Уже после первых репетиций стало ясно, что премьера оперы будет событием в театральной жизни английской столицы. Пение и игра Джоан Сазерленд поразили режиссера и дирижера. Серафин, знавший лучших исполнительниц этой партии на протяжении более полувека, был растроган до слез: впервые для него мелодраматичная и сентиментальная история несчастной любви ламмермурской невесты прозвучала как высокая жизненная трагедия. Стремясь к предельной выразительности каждого эпизода, окрашивая каждую фразу, каждое слово глубоким и неподдельным чувством, артистка не пожертвовала ни одним вокальным эффектом, которыми так богата партитура оперы. Совершенство техники, легкость и непринужденность ее пения вызывали ассоциации с непревзойденным искусством прославленных мастеров итальянского бельканто. Премьера "Лючии ди Ламмермур" стала подлинным триумфом.

До появления Джоан Сазерленд многие исследова­тели находили перспективы итальянского колоратурного пения безрадостными. Более того, считалось, что его былой блеск и слава навсегда ушли в прошлое. Паль­ма первенства прочно принадлежала школе драмати­ческого пения, основы которой сложились в эпоху Вер­ди и композиторов-веристов. Действительно, за прошед­шие несколько десятилетий Италия выдвинула плеяду выдающихся драматических сопрано, однако итальян­ским колоратурным певицам не удавалось добиться признания, каким пользовались их знаменитые пред­шественницы. Сохранилась, правда, блестящая вокаль­ная техника, позволяющая с необыкновенной легкостью «парить» в верхнем регистре и без труда брать крайне высокие, «птичьи» ноты, но, при всей исключительной виртуозности исполнения, пение стало несколько одно­образным, одноплановым - оно не западало глубоко в душу, не трогало по-настоящему сердца слушателей. Многие музыканты пришли к убеждению, что тайны классического бельканто безвозвратно утеряны, что сочинения, например, Беллини и Доницетти маловыра­зительны и неинтересны для современной аудитории. Затем появилась Мария Каллас, и произведения этих композиторов обрели свое второе рождение: публика с удивлением обнаруживала в них необычные нюансы, поразительное богатство чувств, яркую экспрессию, нако­нец, живые человеческие характеры. Но Каллас, создававшей потрясающие по реализму и психологической тонкости вокально-драматические портреты Нормы, Лючии, Амины и Эльвиры, далеко не всегда удавалось успешно передать виртуозный блеск музыки Беллини и Доницетти.
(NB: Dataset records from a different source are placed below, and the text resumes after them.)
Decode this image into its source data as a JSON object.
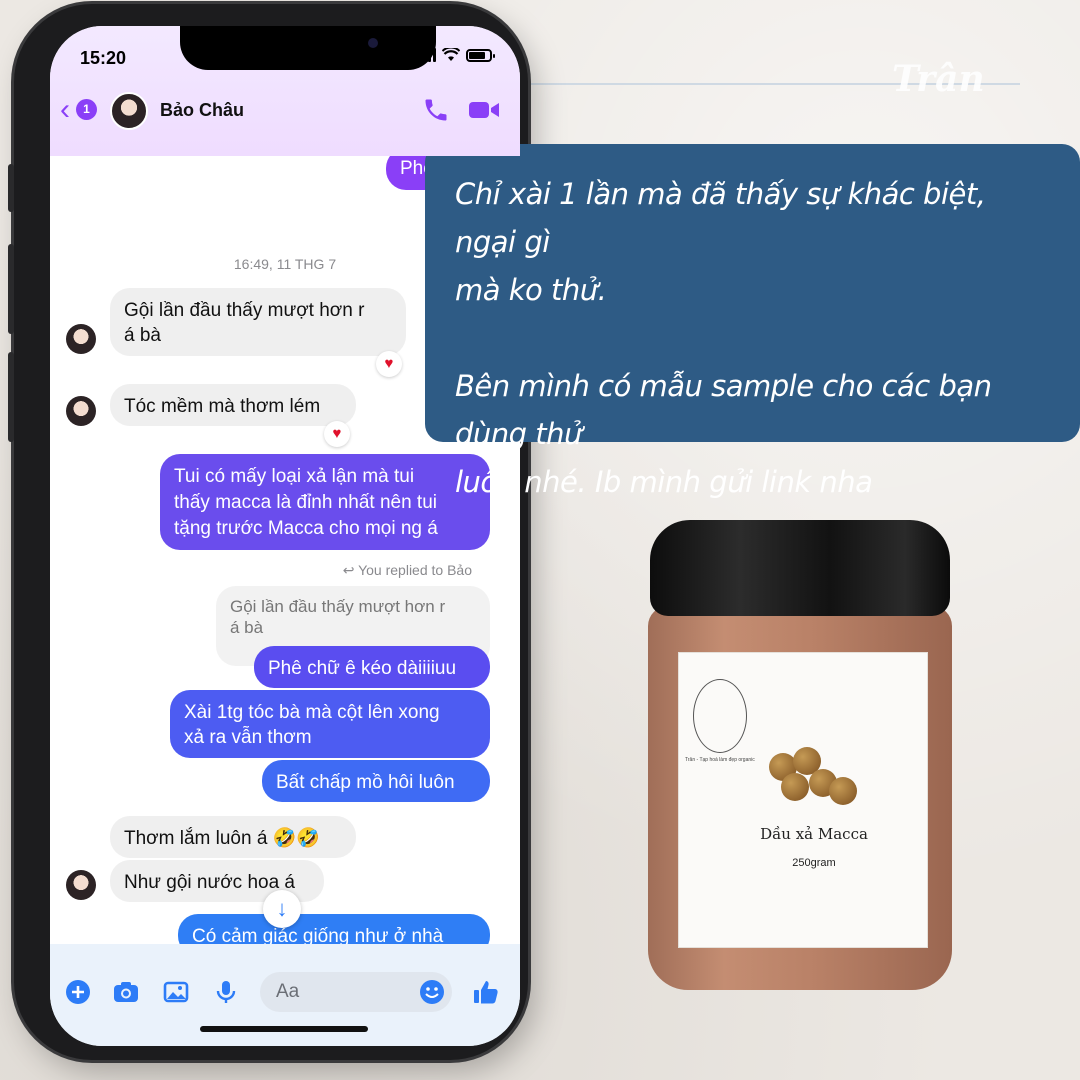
{
  "brand": {
    "name": "Trân"
  },
  "status": {
    "time": "15:20"
  },
  "header": {
    "unread_count": "1",
    "contact_name": "Bảo Châu"
  },
  "chat": {
    "partial_top": [
      "Phê",
      ""
    ],
    "timestamp": "16:49, 11 THG 7",
    "messages": {
      "in1": "Gội lần đầu thấy mượt hơn r\ná bà",
      "in2": "Tóc mềm mà thơm lém",
      "out1": "Tui có mấy loại xả lận mà tui\nthấy macca là đỉnh nhất nên tui\ntặng trước Macca cho mọi ng á",
      "replied_label": "You replied to Bảo",
      "quoted": "Gội lần đầu thấy mượt hơn r\ná bà",
      "out2": "Phê chữ ê kéo dàiiiiuu",
      "out3": "Xài 1tg tóc bà mà cột lên xong\nxả ra vẫn thơm",
      "out4": "Bất chấp mồ hôi luôn",
      "in3": "Thơm lắm luôn á 🤣🤣",
      "in4": "Như gội nước hoa á",
      "out5": "Có cảm giác giống như ở nhà"
    },
    "reaction": "♥"
  },
  "composer": {
    "placeholder": "Aa"
  },
  "quote": {
    "text": "Chỉ xài 1 lần mà đã thấy sự khác biệt, ngại gì\nmà ko thử.\n\nBên mình có mẫu sample cho các bạn dùng thử\nluôn nhé. Ib mình gửi link nha"
  },
  "product": {
    "brand_line": "Trân - Tạp hoá làm đẹp organic",
    "name": "Dầu xả Macca",
    "weight": "250gram"
  },
  "colors": {
    "accent": "#8a3ff7",
    "outgoing": "#5a4df0",
    "quote_bg": "#2e5b85"
  }
}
Искусство Сазерленд явилось результатом свое­образного синтеза вокально-драматической экспрессии Каллас и феноменальной техники. Певица доказала, что подлинная красота бельканто - в слиянии драма­тичности и глубокой осмысленности пения с высоким виртуозным мастерством. А ведь как раз этого слияния, единства и не могла добиться на протяжении полувека ни одна колоратурная певица! Недаром миланская пресса писала, что все истинно великие традиции итальянского пения заключены сейчас в искусстве Са­зерленд.
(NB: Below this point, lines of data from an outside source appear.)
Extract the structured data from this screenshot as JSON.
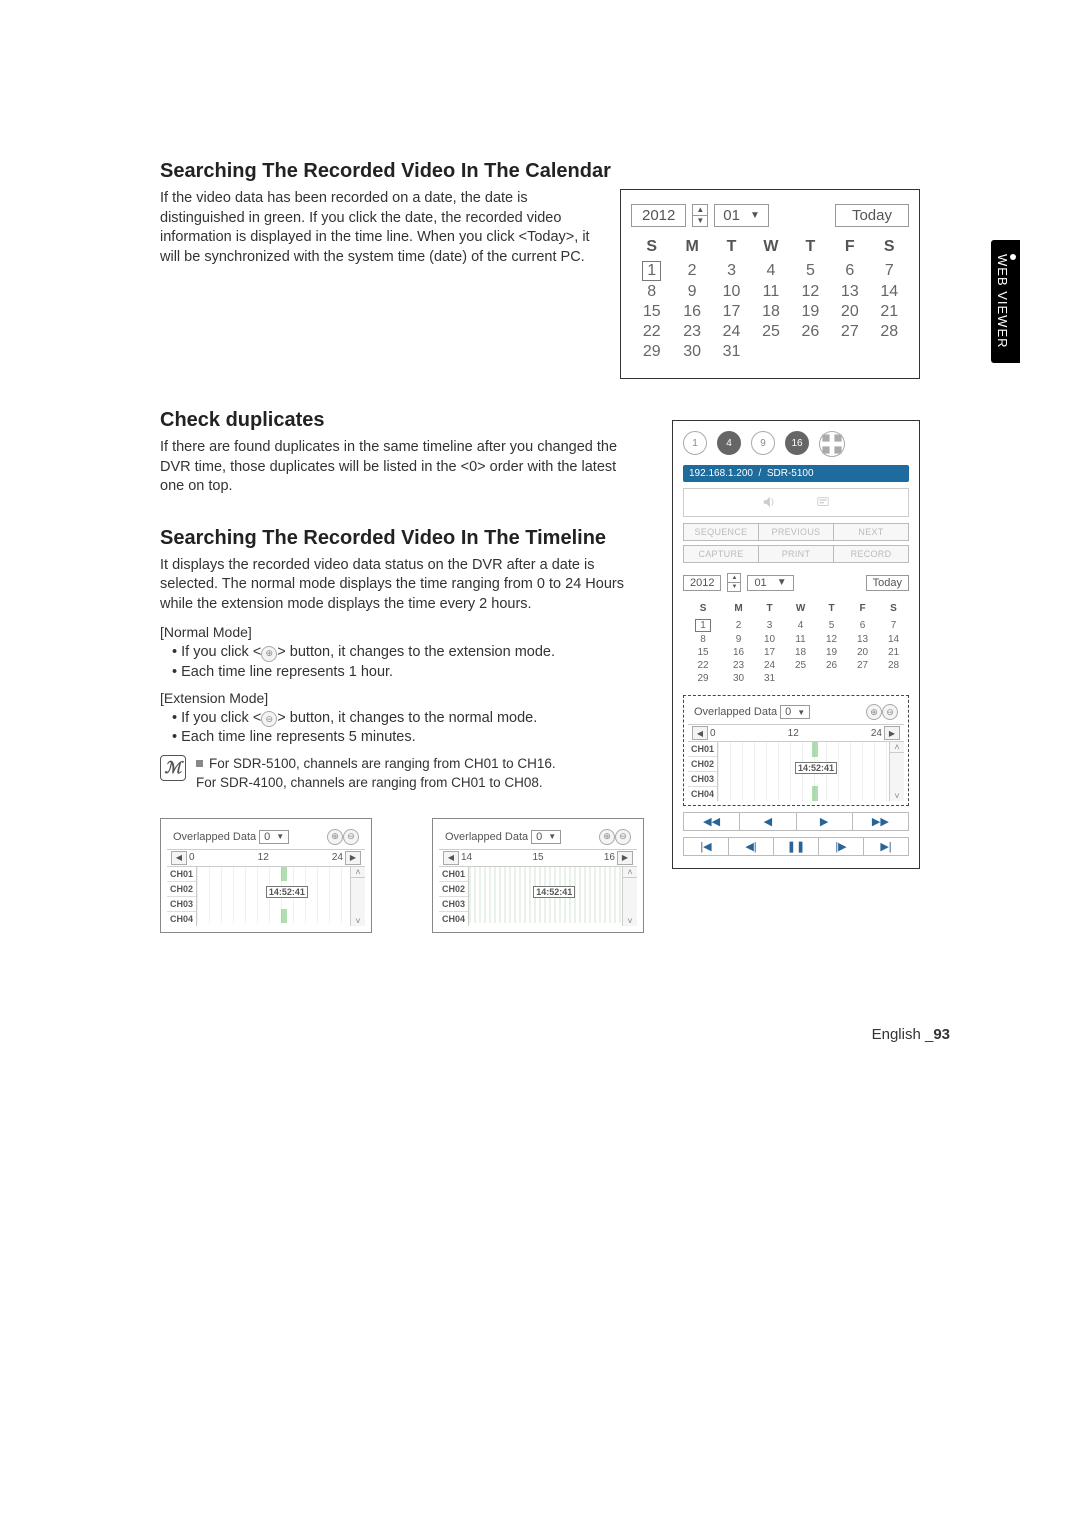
{
  "side_tab": "WEB VIEWER",
  "section1": {
    "heading": "Searching The Recorded Video In The Calendar",
    "para": "If the video data has been recorded on a date, the date is distinguished in green. If you click the date, the recorded video information is displayed in the time line. When you click <Today>, it will be synchronized with the system time (date) of the current PC."
  },
  "section2": {
    "heading": "Check duplicates",
    "para": "If there are found duplicates in the same timeline after you changed the DVR time, those duplicates will be listed in the <0> order with the latest one on top."
  },
  "section3": {
    "heading": "Searching The Recorded Video In The Timeline",
    "para": "It displays the recorded video data status on the DVR after a date is selected. The normal mode displays the time ranging from 0 to 24 Hours while the extension mode displays the time every 2 hours.",
    "normal_label": "[Normal Mode]",
    "normal_bullets": [
      "If you click <  > button, it changes to the extension mode.",
      "Each time line represents 1 hour."
    ],
    "ext_label": "[Extension Mode]",
    "ext_bullets": [
      "If you click <  > button, it changes to the normal mode.",
      "Each time line represents 5 minutes."
    ],
    "note1": "For SDR-5100, channels are ranging from CH01 to CH16.",
    "note2": "For SDR-4100, channels are ranging from CH01 to CH08."
  },
  "calendar": {
    "year": "2012",
    "month": "01",
    "today": "Today",
    "dow": [
      "S",
      "M",
      "T",
      "W",
      "T",
      "F",
      "S"
    ],
    "rows": [
      [
        "1",
        "2",
        "3",
        "4",
        "5",
        "6",
        "7"
      ],
      [
        "8",
        "9",
        "10",
        "11",
        "12",
        "13",
        "14"
      ],
      [
        "15",
        "16",
        "17",
        "18",
        "19",
        "20",
        "21"
      ],
      [
        "22",
        "23",
        "24",
        "25",
        "26",
        "27",
        "28"
      ],
      [
        "29",
        "30",
        "31",
        "",
        "",
        "",
        ""
      ]
    ]
  },
  "app": {
    "nums": [
      "1",
      "4",
      "9",
      "16"
    ],
    "ip": "192.168.1.200",
    "sep": "/",
    "model": "SDR-5100",
    "row1": [
      "SEQUENCE",
      "PREVIOUS",
      "NEXT"
    ],
    "row2": [
      "CAPTURE",
      "PRINT",
      "RECORD"
    ]
  },
  "timeline": {
    "label": "Overlapped Data",
    "sel": "0",
    "time_mark": "14:52:41",
    "channels": [
      "CH01",
      "CH02",
      "CH03",
      "CH04"
    ],
    "normal_ruler": {
      "l": "0",
      "m": "12",
      "r": "24"
    },
    "ext_ruler": {
      "l": "14",
      "m": "15",
      "r": "16"
    }
  },
  "playback": {
    "row1": [
      "◀◀",
      "◀",
      "▶",
      "▶▶"
    ],
    "row2": [
      "|◀",
      "◀|",
      "❚❚",
      "|▶",
      "▶|"
    ]
  },
  "footer": {
    "lang": "English",
    "sep": "_",
    "page": "93"
  }
}
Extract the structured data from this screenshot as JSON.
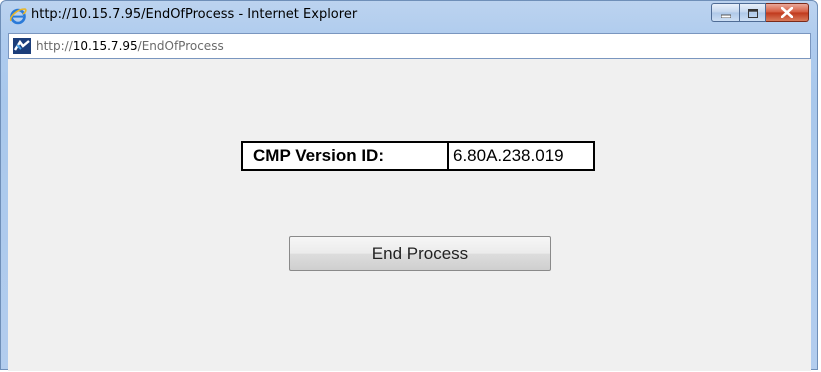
{
  "window": {
    "title": "http://10.15.7.95/EndOfProcess - Internet Explorer",
    "controls": {
      "minimize_icon": "minimize-icon",
      "maximize_icon": "maximize-icon",
      "close_icon": "close-icon"
    }
  },
  "address_bar": {
    "scheme": "http://",
    "host": "10.15.7.95",
    "path": "/EndOfProcess"
  },
  "page": {
    "version_label": "CMP Version ID:",
    "version_value": "6.80A.238.019",
    "end_button_label": "End Process"
  },
  "colors": {
    "content_bg": "#f0f0f0",
    "frame": "#a9c8ec",
    "close_button": "#c0381b"
  }
}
Живым воплощением таких традиций стала интер­претация певицей роли Лючии. При несомненной близо­сти романтической трактовке Каллас, исполнение Сазерленд приобрело ярко индивидуальные черты и, как считают многие критики, больше соответствует са­мому эмоциональному строю музыки Доницетти. Дело отнюдь не в том, что в плане чисто виртуозном англий­ская певица оставляет большее впечатление, чем Кал­лас. «La Superba» существенно трансформировала худо­жественный образ героини. Тяготея к высокому пафосу чувства, Каллас привносила в трактовку роли Лючии размах и пламенность экспрессии: ее героиня отнюдь не была натурой слабой и беззащитной, она не покорялась судьбе, а боролась с нею, и драматический финал казался логическим завершением борьбы. Образ, созданный Сазерленд, лиричнее, мягче. Как писал один из рецензентов, с самого начала оперы было ясно, что эта высокая, с гордой осанкой девушка, словно нежный цветок, неминуемо должна была погиб­нуть в леденящей атмосфере корысти и эгоизма. Вместе с тем в самом подходе к интерпретации музыки Дони­цетти и Каллас и Сазерленд стоят на одних творческих позициях. Наглядным подтверждением подобной общности может служить исполнение сцены сумасшествия Лючии, по традиции считавшейся виртуозно-блестящей вокальной пьесой концертного плана. Мария Каллас, первая в наше время, открыла изумленной аудитории глубокий внутренний драматизм этой сцены.

И когда слушатели, затаив дыхание, внимают Сазер­ленд- Лючии, они также восхищаются не только вели­колепным голосом певицы, ее законченным мастерст­вом - они видят перед собой образ героини, словно сошедший со страниц романа Вальтера Скотта и пар­титуры Доницетти, - настоящий человеческий характер.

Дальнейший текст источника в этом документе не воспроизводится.